There are some genuinely great uses for AI outside of the weird fascination of replacing artists with a machine that can’t feel or think on its own or be creative without wholesale stealing from someone else. AI will and already is revolutionizing scientific, medical, and archaeological research. Perhaps even better, a guy used AI to definitively determine he was overcharged for a pint of Guinness in Dublin.
After paying €7.80 for a pint, Matt Cortland created a system to make sure it never happened again. According to Fortune, that system ended up calling thousands of pubs across Ireland.
Cortland, a 37-year-old AI startup founder, found out that Ireland’s government had stopped officially tracking pint prices more than a decade ago. Using an AI voice agent built on the ElevenLabs AI voice generator system, he created an AI agent named Rachel, a machine that sounded convincingly human, with a Northern Irish accent. Rachel then autonomously called more than 3,000 pubs across Ireland to ask whoever answered what the price of a pint of Guinness was.

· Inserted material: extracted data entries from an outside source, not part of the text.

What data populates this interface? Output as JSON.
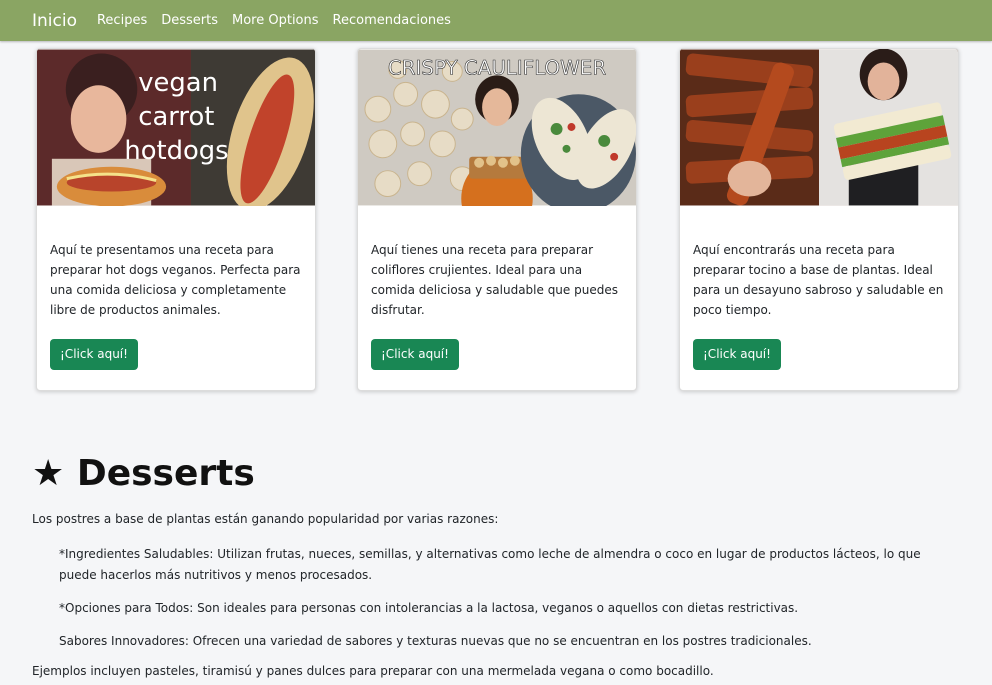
{
  "navbar": {
    "brand": "Inicio",
    "links": [
      "Recipes",
      "Desserts",
      "More Options",
      "Recomendaciones"
    ]
  },
  "cards": [
    {
      "image_text": [
        "vegan",
        "carrot",
        "hotdogs"
      ],
      "text": "Aquí te presentamos una receta para preparar hot dogs veganos. Perfecta para una comida deliciosa y completamente libre de productos animales.",
      "button": "¡Click aquí!"
    },
    {
      "image_text": [
        "CRISPY CAULIFLOWER"
      ],
      "text": "Aquí tienes una receta para preparar coliflores crujientes. Ideal para una comida deliciosa y saludable que puedes disfrutar.",
      "button": "¡Click aquí!"
    },
    {
      "image_text": [],
      "text": "Aquí encontrarás una receta para preparar tocino a base de plantas. Ideal para un desayuno sabroso y saludable en poco tiempo.",
      "button": "¡Click aquí!"
    }
  ],
  "desserts": {
    "icon": "star-icon",
    "star": "★",
    "title": "Desserts",
    "intro": "Los postres a base de plantas están ganando popularidad por varias razones:",
    "reasons": [
      "*Ingredientes Saludables: Utilizan frutas, nueces, semillas, y alternativas como leche de almendra o coco en lugar de productos lácteos, lo que puede hacerlos más nutritivos y menos procesados.",
      "*Opciones para Todos: Son ideales para personas con intolerancias a la lactosa, veganos o aquellos con dietas restrictivas.",
      "Sabores Innovadores: Ofrecen una variedad de sabores y texturas nuevas que no se encuentran en los postres tradicionales."
    ],
    "example": "Ejemplos incluyen pasteles, tiramisú y panes dulces para preparar con una mermelada vegana o como bocadillo."
  },
  "colors": {
    "navbar": "#8aa563",
    "button": "#198754",
    "background": "#f5f6f8"
  }
}
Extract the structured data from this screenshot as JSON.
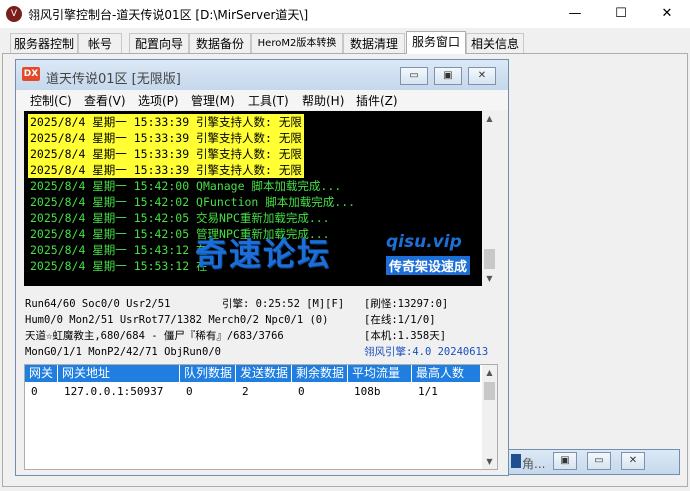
{
  "window": {
    "title": "翎风引擎控制台-道天传说01区 [D:\\MirServer道天\\]",
    "min": "—",
    "max": "☐",
    "close": "✕"
  },
  "tabs": [
    {
      "label": "服务器控制"
    },
    {
      "label": "帐号"
    },
    {
      "label": "配置向导"
    },
    {
      "label": "数据备份"
    },
    {
      "label": "HeroM2版本转换"
    },
    {
      "label": "数据清理"
    },
    {
      "label": "服务窗口",
      "active": true
    },
    {
      "label": "相关信息"
    }
  ],
  "inner": {
    "icon": "DX",
    "title": "道天传说01区 [无限版]",
    "buttons": {
      "min": "▭",
      "max": "▣",
      "close": "✕"
    },
    "menu": [
      "控制(C)",
      "查看(V)",
      "选项(P)",
      "管理(M)",
      "工具(T)",
      "帮助(H)",
      "插件(Z)"
    ]
  },
  "log": [
    {
      "text": "2025/8/4 星期一 15:33:39 引擎支持人数: 无限",
      "style": "hl"
    },
    {
      "text": "2025/8/4 星期一 15:33:39 引擎支持人数: 无限",
      "style": "hl"
    },
    {
      "text": "2025/8/4 星期一 15:33:39 引擎支持人数: 无限",
      "style": "hl"
    },
    {
      "text": "2025/8/4 星期一 15:33:39 引擎支持人数: 无限",
      "style": "hl"
    },
    {
      "text": "2025/8/4 星期一 15:42:00 QManage 脚本加载完成...",
      "style": "gr"
    },
    {
      "text": "2025/8/4 星期一 15:42:02 QFunction 脚本加载完成...",
      "style": "gr"
    },
    {
      "text": "2025/8/4 星期一 15:42:05 交易NPC重新加载完成...",
      "style": "gr"
    },
    {
      "text": "2025/8/4 星期一 15:42:05 管理NPC重新加载完成...",
      "style": "gr"
    },
    {
      "text": "2025/8/4 星期一 15:43:12 在",
      "style": "gr"
    },
    {
      "text": "2025/8/4 星期一 15:53:12 在",
      "style": "gr"
    }
  ],
  "watermark": {
    "main": "奇速论坛",
    "url": "qisu.vip",
    "sub": "传奇架设速成"
  },
  "status": {
    "line1_left": "Run64/60 Soc0/0 Usr2/51",
    "line1_mid": "引擎: 0:25:52 [M][F]",
    "line1_right": "[刷怪:13297:0]",
    "line2_left": "Hum0/0 Mon2/51 UsrRot77/1382 Merch0/2 Npc0/1 (0)",
    "line2_right": "[在线:1/1/0]",
    "line3_left": "天道☆虹魔教主,680/684 - 僵尸『稀有』/683/3766",
    "line3_right": "[本机:1.358天]",
    "line4_left": "MonG0/1/1 MonP2/42/71 ObjRun0/0",
    "line4_right": "翎风引擎:4.0 20240613"
  },
  "grid": {
    "headers": [
      "网关",
      "网关地址",
      "队列数据",
      "发送数据",
      "剩余数据",
      "平均流量",
      "最高人数"
    ],
    "rows": [
      [
        "0",
        "127.0.0.1:50937",
        "0",
        "2",
        "0",
        "108b",
        "1/1"
      ]
    ]
  },
  "minimized": {
    "title": "角..."
  }
}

This Guy Created an AI Voice That Called 3,000 Pubs to Track Guinness Prices
The responses were fed into Claude to create what Cortland brilliantly dubbed the “Guinndex,” a live, crowdsourced index of Guinness prices across Ireland. The results show an average price of about €6.01.
This means that Cortland Guinness was absolutely overpriced, and now he had the cold, hard data to back it up. Assuming the data is correct, considering that there’s a very good reason every AI chatbot service has a legal disclaimer on it, reminding its users that it can get things wrong. There’s also the matter of Rachel itself, which the initial Fortune article says was created as an “homage” to a real-life woman, Rachel Duffy, the winner of the UK version of The Traitors. This BBC article seems to clear up some confusion I had about whether he trained an AI to clone a real person’s voice without her consent. It appears he didn’t, and instead used Rachel Duffy’s voice more as an inspiration than a one-to-one AI ripoff.
That said, Cortland found that most people Rachel spoke to didn’t seem to mind or even notice they were chatting with a robot disguised as a human. Some of them even offered discounts to what they assumed was just another human customer calling to complain.
The whole project seems to have had some practical real-world impact. One pub owner reportedly lowered prices after seeing their listing on the Guinndex. Cortland says that he wants to apply the same tech and methodology to every other consumer product to keep prices in check.